Mr. Ruskin’s wall, painted to look like a vinery, would admit of much more forcible treatment, being entirely painted by hand and as true to nature as possible, than would a wall with a _printed_ vine pattern on it in which there necessarily was repetition. And natural flowers painted may fittingly be treated much more forcibly than would be admissible in a purely conventional design, because natural flowers, hills, & trees, cannot become assertive enough to influence one disquietingly. Therefore the more nearly approaching to nature, the more assertive may be our ornament, or rather the less assertive it _will_ be from this very reason, and therefore may be the more _forcible_ in treatment. So we can stand, in a conventional pattern design, a degree of contrast in tones, which we could not tolerate in flat masses of colour.

One of the chief underlying causes of this failing of fussiness we have noted, is, that a room is scarcely ever designed _as a whole_, never enough thought of as a whole. The designer of each individual thing, knowing nothing of the form or character which anything else in the room was going to take, thought only of his own design, & worked enough interest into it to make it all-sufficient in itself; and the consequence, when his design gets put into a room in conjunction with a lot of other things, all designed in just the same spirit, is, that restlessness we have been deploring.

A room is a place in which to think of other things besides those relating exclusively to the room itself, and so much incident and interest should not be worked into it as to distractingly affect the pursuance of these thoughts & occupations. I say again, any ornament which you notice when you do not wish to is necessarily in bad taste.
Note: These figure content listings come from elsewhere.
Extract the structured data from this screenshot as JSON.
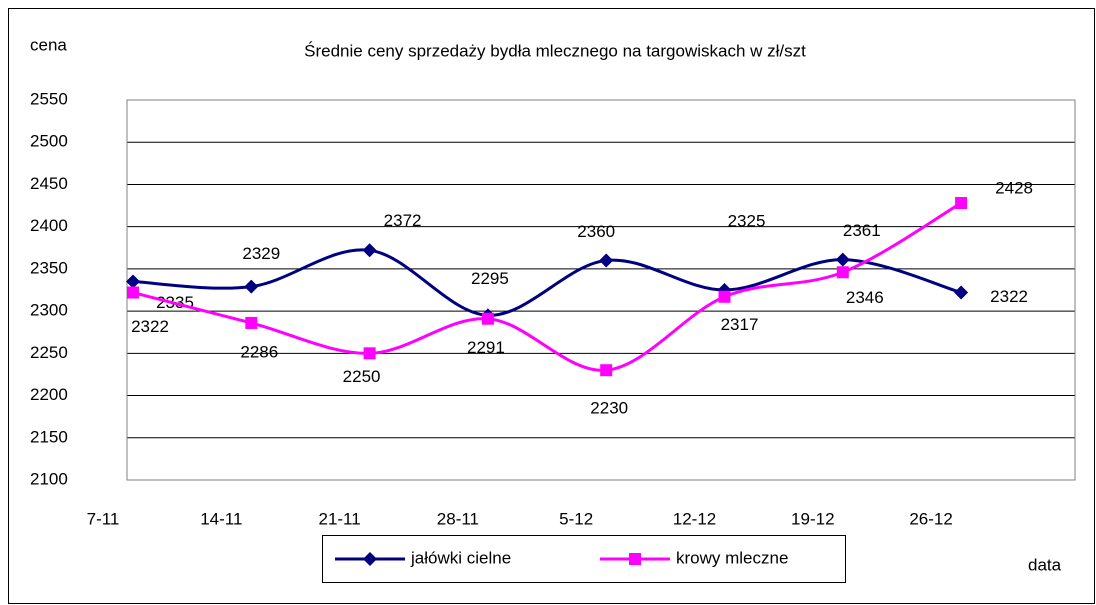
{
  "chart_data": {
    "type": "line",
    "title": "Średnie ceny sprzedaży bydła mlecznego na targowiskach w zł/szt",
    "y_label": "cena",
    "x_label": "data",
    "categories": [
      "7-11",
      "14-11",
      "21-11",
      "28-11",
      "5-12",
      "12-12",
      "19-12",
      "26-12"
    ],
    "series": [
      {
        "name": "jałówki cielne",
        "color": "#000080",
        "marker": "diamond",
        "values": [
          2335,
          2329,
          2372,
          2295,
          2360,
          2325,
          2361,
          2322
        ]
      },
      {
        "name": "krowy mleczne",
        "color": "#ff00ff",
        "marker": "square",
        "values": [
          2322,
          2286,
          2250,
          2291,
          2230,
          2317,
          2346,
          2428
        ]
      }
    ],
    "ylim": [
      2100,
      2550
    ],
    "yticks": [
      2100,
      2150,
      2200,
      2250,
      2300,
      2350,
      2400,
      2450,
      2500,
      2550
    ],
    "grid": true,
    "smooth": true,
    "legend": "bottom"
  }
}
When choosing anything, a wall paper for instance, we forget that we are, while so doing, devoting all our thought and attention to the design we are considering; and that, though pleasing under these circumstances, it may not be equally so to have by us when we wish to think of other things, or in the position for which we intend it. Now no flat mechanical ornament, designed to cover a large space, should ever be so designed that you are able easily to trace the pattern at the other side of the room. Please do not understand from this that it should be _small_ in design; far from it; things small in design are, almost necessarily, finikin and therefore unreposeful; but being quiet and retiring in colour and contrast of tones, whether large or small, let it reveal, when you come to have _leisure_ to examine it, vigorous broad and direct treatment, good loving thoughtful drawing, real artistic conception, and perception of beauty in form and line.

How seldom we get these qualities: how laboured and unspontaneous most patterns are! Into what unwholesome forms the ornament is tortured, how the one aim seems to be to make the design as restless and fussy as possible! A sort of feeling pervades the whole, that the designer could not let the thing alone.
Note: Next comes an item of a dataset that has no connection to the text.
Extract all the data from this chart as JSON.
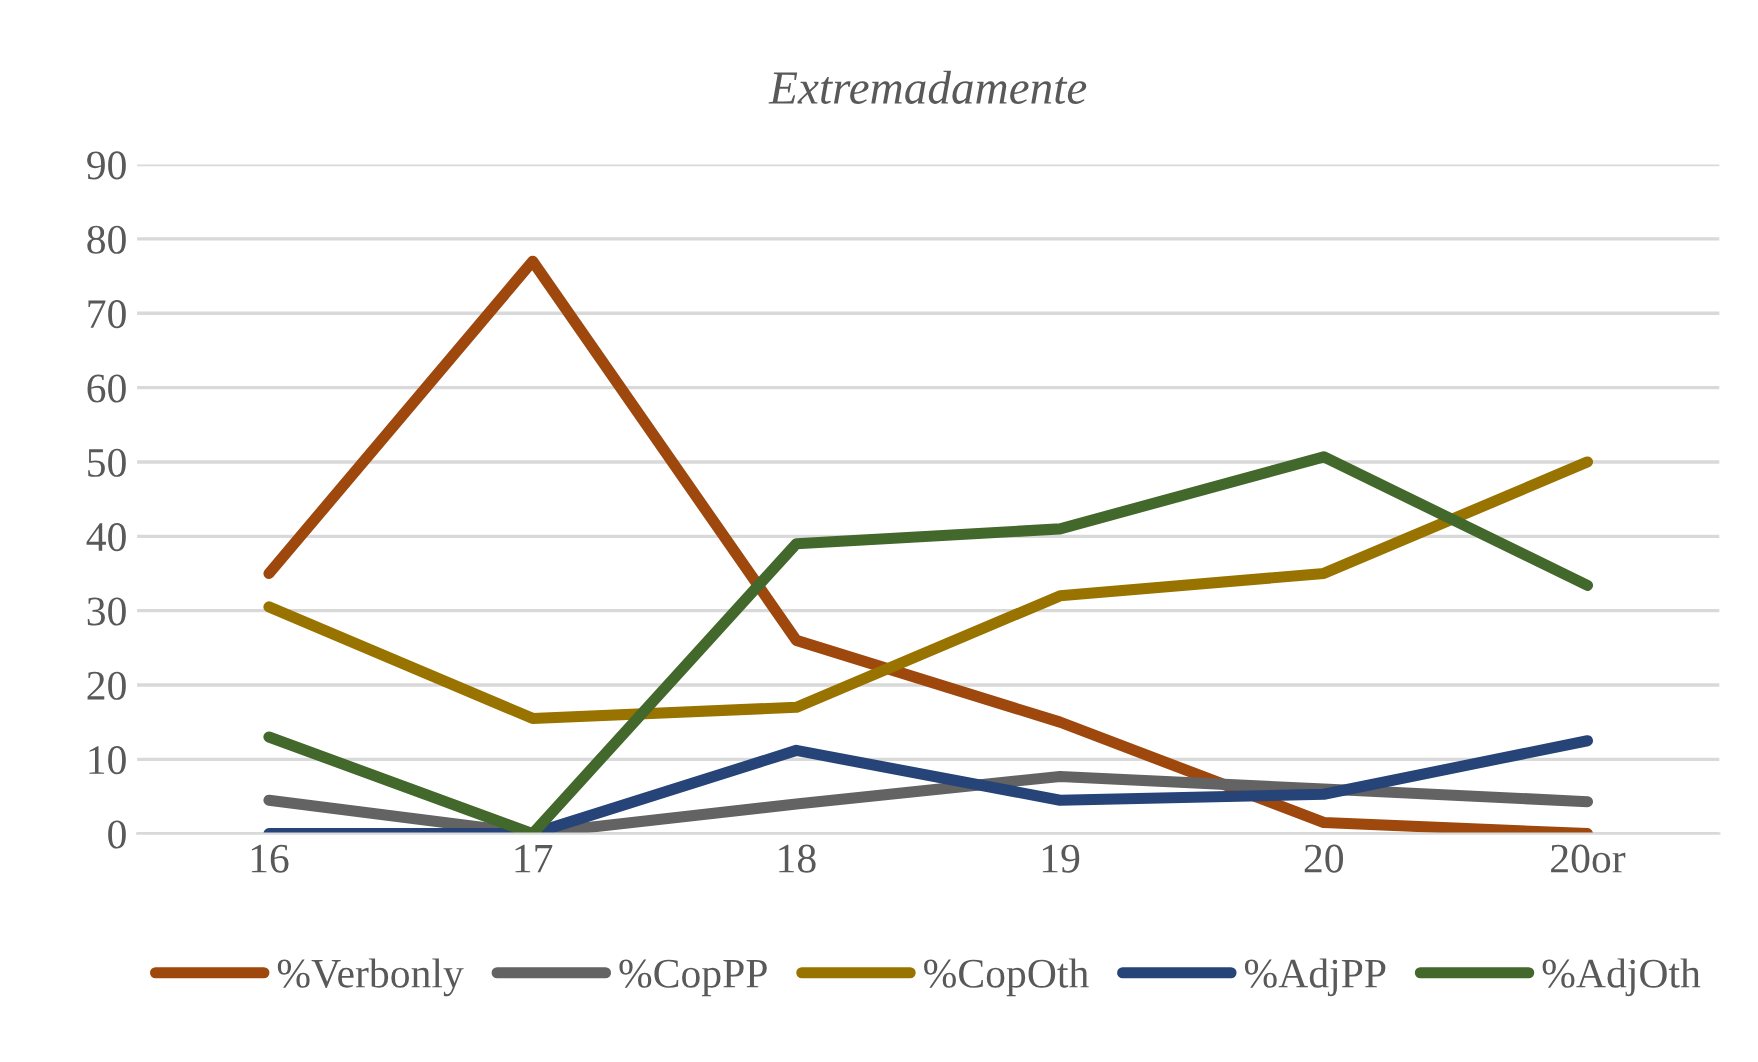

I think we must not now go far into the faults in actual draughtsmanship most common in our designs. But one thing is very striking: our designers, almost without exception, seem to be out of their depth directly anything in the way of foreshortening is required of them; this cannot but lead us to the conclusion, that drawing from Nature does not form a sufficiently important part of their training. In fact I have myself known several men, engaged entirely in drawing ornament, who never drew a bud or twig from Nature in their lives. However this may be, the fact remains that very few of our designers seem able to draw a leaf turning over with any truth and accuracy.

Another cause of failure in our rooms is _the dread of repeating ourselves_. With my wish that a more wholesome feeling in this may spring up among all engaged in artistic work, I am perhaps more anxious to have your sympathy than with anything which has gone before. Let us then _do nothing different from what we have done before, until we feel it to be better than what we have done before_.